We then must live in faith and inner conviction that we are following the
will of God for our lives because we are living and acting on the highest
and best that we know. Our lives are then enhanced by the power of the
Spirit.
A service of
The Urantia Book Fellowship
"Magic and Superstition."
From the Urantia Book
Page 150:3.2 Late that evening Jesus gave the united group a memorable
talk on "Magic and Superstition."
In those days the appearance of a
bright and supposedly new star was regarded as a token indicating that a great
man had been born on earth. Such a star having then recently been observed,
Andrew asked Jesus if these beliefs were well founded. In the long answer to
Andrew's question the Master entered upon a thoroughgoing discussion of the
whole subject of human superstition. The statement which Jesus made at this
time may be summarized in modern phraseology as follows:
1. 150:3.3 The courses of
the stars in the heavens have nothing whatever to do with the events of human
life on earth. Astronomy is a proper pursuit of science, but astrology is a
mass of superstitious error which has no place in the gospel of the kingdom.
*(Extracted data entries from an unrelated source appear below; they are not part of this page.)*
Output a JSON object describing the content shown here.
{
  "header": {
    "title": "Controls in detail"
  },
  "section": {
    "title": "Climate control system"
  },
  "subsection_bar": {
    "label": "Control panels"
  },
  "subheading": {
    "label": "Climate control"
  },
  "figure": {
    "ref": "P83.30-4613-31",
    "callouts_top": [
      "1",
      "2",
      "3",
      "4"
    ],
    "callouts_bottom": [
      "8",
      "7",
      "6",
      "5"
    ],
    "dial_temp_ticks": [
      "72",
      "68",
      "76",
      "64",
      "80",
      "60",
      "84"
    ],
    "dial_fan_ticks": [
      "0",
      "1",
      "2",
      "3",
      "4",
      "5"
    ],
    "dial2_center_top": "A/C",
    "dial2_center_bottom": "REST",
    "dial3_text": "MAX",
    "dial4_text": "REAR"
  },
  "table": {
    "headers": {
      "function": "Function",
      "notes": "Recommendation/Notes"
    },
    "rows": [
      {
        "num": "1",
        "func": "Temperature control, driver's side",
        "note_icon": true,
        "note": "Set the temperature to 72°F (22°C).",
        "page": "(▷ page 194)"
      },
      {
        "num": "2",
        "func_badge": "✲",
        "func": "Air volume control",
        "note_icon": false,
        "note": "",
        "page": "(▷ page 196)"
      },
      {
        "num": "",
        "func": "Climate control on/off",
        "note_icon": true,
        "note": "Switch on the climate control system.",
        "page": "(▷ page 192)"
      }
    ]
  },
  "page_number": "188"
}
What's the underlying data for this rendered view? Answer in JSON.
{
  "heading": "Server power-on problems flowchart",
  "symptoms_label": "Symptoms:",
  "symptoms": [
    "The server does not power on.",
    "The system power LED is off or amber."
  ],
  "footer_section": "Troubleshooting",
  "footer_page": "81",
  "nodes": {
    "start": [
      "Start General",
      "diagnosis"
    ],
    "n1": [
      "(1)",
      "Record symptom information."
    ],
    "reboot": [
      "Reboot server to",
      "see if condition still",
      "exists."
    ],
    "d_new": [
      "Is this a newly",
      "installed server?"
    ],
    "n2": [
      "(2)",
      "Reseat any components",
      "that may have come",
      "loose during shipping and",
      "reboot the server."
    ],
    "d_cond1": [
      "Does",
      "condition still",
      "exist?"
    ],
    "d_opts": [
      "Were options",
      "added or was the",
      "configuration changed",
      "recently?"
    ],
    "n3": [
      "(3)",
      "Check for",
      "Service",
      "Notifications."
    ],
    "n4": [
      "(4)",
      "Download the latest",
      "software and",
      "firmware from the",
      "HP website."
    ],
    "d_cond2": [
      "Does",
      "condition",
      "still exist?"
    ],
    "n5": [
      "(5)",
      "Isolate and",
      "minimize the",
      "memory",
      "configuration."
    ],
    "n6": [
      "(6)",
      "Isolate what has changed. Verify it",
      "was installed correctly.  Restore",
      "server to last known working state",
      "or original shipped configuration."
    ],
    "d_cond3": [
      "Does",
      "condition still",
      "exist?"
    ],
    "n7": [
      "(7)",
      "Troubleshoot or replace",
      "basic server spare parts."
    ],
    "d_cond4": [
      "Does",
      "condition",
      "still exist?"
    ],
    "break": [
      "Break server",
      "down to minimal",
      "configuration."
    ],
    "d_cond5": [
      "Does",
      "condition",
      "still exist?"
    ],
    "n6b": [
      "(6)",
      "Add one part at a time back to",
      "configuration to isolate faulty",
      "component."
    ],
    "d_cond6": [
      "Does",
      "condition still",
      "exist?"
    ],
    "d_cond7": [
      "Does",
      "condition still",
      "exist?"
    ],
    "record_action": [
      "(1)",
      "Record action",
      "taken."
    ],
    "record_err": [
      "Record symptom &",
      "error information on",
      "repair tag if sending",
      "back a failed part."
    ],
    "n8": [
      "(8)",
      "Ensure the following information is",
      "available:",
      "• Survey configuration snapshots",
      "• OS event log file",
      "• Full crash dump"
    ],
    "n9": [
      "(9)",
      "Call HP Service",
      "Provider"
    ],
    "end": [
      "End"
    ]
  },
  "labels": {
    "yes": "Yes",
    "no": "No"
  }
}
2. 150:3.4 The examination
of the internal organs of an animal recently killed can reveal nothing about
weather, future events, or the outcome of human affairs.
3. 150:3.5 The spirits of
the dead do not come back to communicate with their families or their onetime
friends among the living.
4. 150:3.6 Charms and
relics are impotent to heal disease, ward off disaster, or influence evil
spirits; the belief in all such material means of influencing the spiritual
world is nothing but gross superstition.
5. 150:3.7 Casting lots,
while it may be a convenient way of settling many minor difficulties, is not a
method designed to disclose the divine will. Such outcomes are purely matters
of material chance. The only means of communion with the spiritual world is
embraced in the spirit endowment of mankind, the indwelling spirit of the
Father, together with the outpoured spirit of the Son and the omnipresent
influence of the Infinite Spirit.
6. 150:3.8 Divination,
sorcery, and witchcraft are superstitions of ignorant minds, as also are the
delusions of magic. The belief in magic numbers, omens of good luck, and
harbingers of bad luck, is pure and unfounded superstition.
7. 150:3.9 The
interpretation of dreams is largely a superstitious and groundless system of
ignorant and fantastic speculation. The gospel of the kingdom must have nothing
in common with the soothsayer priests of primitive religion.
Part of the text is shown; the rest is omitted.